2) What makes your hot sauce special? Is there a secret ingredient?
It's versatile, it's tasty, and it's got character. My focus from the beginning was to make a flavorful pepper sauce that was not red, that was classy and elegant, and that was versatile—meaning it could pair well with any food. It took me 27 recipes to get to that. We used different maturation techniques, different salts, vinegars and herbs until we got it right. We also crush our chiles fresh before cooking, to make sure they bottle with that brightness. That's what makes Lovestuff special. It's the sauce that I set out to make.
As for the ingredients, we focused on green chiles for our flagship, which makes for a vibrant green sauce rather than the usual red. In that way, Lovestuff stands out and represents other chilies; after all, most chiles aren't even red!
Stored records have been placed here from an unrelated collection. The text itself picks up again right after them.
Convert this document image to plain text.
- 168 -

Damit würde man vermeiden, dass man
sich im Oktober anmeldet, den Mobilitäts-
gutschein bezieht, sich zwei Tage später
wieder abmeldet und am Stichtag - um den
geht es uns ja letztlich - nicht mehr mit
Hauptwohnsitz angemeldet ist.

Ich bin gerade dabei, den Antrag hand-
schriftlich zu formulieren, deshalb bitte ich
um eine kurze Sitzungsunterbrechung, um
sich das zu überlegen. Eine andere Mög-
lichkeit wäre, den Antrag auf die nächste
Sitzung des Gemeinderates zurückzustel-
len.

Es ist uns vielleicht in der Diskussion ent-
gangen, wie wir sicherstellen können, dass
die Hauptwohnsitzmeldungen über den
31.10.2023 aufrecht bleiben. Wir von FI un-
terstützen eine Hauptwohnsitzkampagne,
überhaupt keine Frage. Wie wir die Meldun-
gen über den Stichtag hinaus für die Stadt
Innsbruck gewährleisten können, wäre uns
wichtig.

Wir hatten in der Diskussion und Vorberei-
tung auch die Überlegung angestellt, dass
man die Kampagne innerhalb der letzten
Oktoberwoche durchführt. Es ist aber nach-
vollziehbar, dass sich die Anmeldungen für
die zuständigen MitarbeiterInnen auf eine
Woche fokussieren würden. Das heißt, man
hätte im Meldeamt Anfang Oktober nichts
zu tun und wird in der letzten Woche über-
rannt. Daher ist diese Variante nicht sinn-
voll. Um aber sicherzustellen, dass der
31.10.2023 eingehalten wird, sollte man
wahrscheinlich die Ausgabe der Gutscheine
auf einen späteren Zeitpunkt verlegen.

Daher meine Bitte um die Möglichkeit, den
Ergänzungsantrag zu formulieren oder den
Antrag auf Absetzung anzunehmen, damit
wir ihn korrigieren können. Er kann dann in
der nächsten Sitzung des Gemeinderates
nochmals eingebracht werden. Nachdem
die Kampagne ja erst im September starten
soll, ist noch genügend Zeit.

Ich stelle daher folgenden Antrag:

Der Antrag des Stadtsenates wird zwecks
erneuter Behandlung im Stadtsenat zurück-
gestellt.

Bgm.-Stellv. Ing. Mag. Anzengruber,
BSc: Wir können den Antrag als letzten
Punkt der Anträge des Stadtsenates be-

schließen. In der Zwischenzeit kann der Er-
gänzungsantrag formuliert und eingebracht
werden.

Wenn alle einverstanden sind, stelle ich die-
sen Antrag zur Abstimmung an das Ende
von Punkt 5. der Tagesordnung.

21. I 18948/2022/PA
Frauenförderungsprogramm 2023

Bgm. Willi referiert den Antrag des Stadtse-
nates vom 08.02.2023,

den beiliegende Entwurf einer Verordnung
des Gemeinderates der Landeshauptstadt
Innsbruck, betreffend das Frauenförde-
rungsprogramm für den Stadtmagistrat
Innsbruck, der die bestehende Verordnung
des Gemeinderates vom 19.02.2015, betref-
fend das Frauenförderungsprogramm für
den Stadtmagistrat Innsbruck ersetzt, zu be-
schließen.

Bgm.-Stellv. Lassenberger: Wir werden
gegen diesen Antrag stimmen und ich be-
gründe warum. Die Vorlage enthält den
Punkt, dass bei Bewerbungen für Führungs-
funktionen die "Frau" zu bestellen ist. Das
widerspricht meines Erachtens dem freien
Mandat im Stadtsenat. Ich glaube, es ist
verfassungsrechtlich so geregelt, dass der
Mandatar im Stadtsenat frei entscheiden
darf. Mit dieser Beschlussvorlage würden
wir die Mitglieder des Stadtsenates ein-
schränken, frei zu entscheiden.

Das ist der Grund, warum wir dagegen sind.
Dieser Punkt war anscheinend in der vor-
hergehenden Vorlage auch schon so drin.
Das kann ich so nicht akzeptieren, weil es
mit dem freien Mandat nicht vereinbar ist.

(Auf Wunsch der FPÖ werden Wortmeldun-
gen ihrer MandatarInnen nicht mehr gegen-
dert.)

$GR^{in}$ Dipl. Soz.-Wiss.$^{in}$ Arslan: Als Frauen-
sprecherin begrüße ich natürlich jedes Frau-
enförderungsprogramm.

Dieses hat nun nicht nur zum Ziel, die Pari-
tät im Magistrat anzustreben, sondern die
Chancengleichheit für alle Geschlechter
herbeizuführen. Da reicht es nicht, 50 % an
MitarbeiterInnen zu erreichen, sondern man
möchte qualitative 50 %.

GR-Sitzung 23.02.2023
I want people to think about the actual chipotle, or the ancho, or the habanero in their hot sauce as well as the salts and herbs and acidifiers and how they come together to form a cohesive flavor unit. The ingredients make all the difference. There are more ingredients that go into that the bottle than just "hot."
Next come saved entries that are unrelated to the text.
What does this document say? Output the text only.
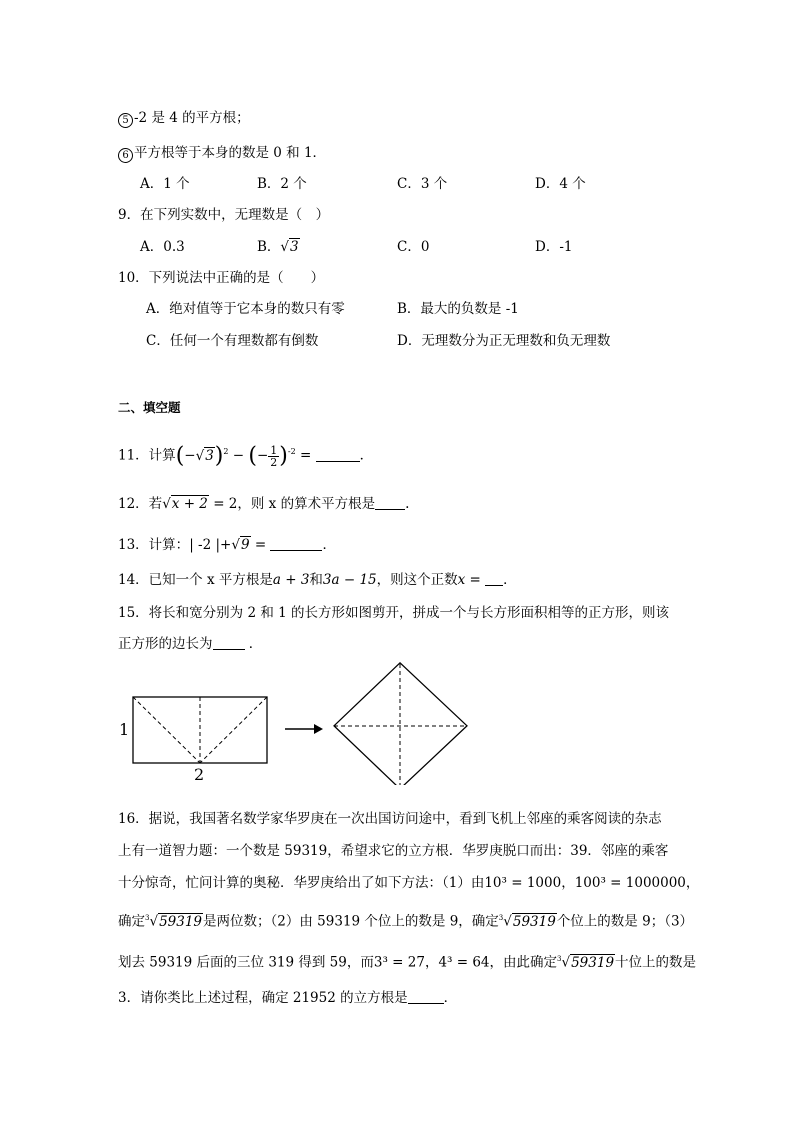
5 -2 是 4 的平方根；
6 平方根等于本身的数是 0 和 1．
A．1 个	B．2 个	C．3 个	D．4 个
9．在下列实数中，无理数是（　）
A．0.3	B．√3	C．0	D．-1
10．下列说法中正确的是（　　）
A．绝对值等于它本身的数只有零	B．最大的负数是 -1
C．任何一个有理数都有倒数	D．无理数分为正无理数和负无理数
二、填空题
11．计算$(-√3)^2$ − (− $\frac{1}{2} )^{-2}$ =	．
12．若√x + 2 = 2，则 x 的算术平方根是 .
13．计算：| -2 |+√9 =	．
14．已知一个 x 平方根是a + 3和3a − 15，则这个正数x = ．
15．将长和宽分别为 2 和 1 的长方形如图剪开，拼成一个与长方形面积相等的正方形，则该
正方形的边长为	．
1
2
16．据说，我国著名数学家华罗庚在一次出国访问途中，看到飞机上邻座的乘客阅读的杂志
上有一道智力题：一个数是 59319，希望求它的立方根．华罗庚脱口而出：39．邻座的乘客
十分惊奇，忙问计算的奥秘．华罗庚给出了如下方法：（1）由10³ = 1000，100³ = 1000000，
确定$^3$√59319是两位数；（2）由 59319 个位上的数是 9，确定$^3$√59319个位上的数是 9；（3）
划去 59319 后面的三位 319 得到 59，而3³ = 27，4³ = 64，由此确定$^3$√59319十位上的数是
3．请你类比上述过程，确定 21952 的立方根是	．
I want the conversation about hot sauce to change a little bit, so I wanted to offer something that makes you ask questions, like "What kind of chiles do you use?", "What kind of maceration techniques do you use?"—and hopefully away from that one question that everyone asks, which is "Is this hot?"
3) Some of your hot sauce offerings change with the season. What inspires you when creating a new batch?
There's no one thing, really. I cook a lot already, and it's the same ideology: I have these ingredients, let's put them together. I want to make something really tasty and unique—that's it. If there's a chile I haven't worked with before, I'll try it out and see what I can pair it with—a salt or a vinegar or an oil—and just see what
happens. When it's really, really, really tasty, we'll try to reproduce it. It's like rochambeaux but with chiles and spices. It's fun.
4) Lovestuff Five Pepper Sauce is your flagship sauce. What is your favorite way to use it?
I like making bearnaise sauce with it. The first time I made it, I just couldn't believe how delicious it was. I did it again, just to make sure I wasn't crazy, and it was still delicious. I then shared it with some friends and neighbors and they enjoyed it as well. I also do a Lovestuff vinaigrette with white vinegar, fish sauce, olive oil, a little black pepper, and our sauce. It's amazing and so simple.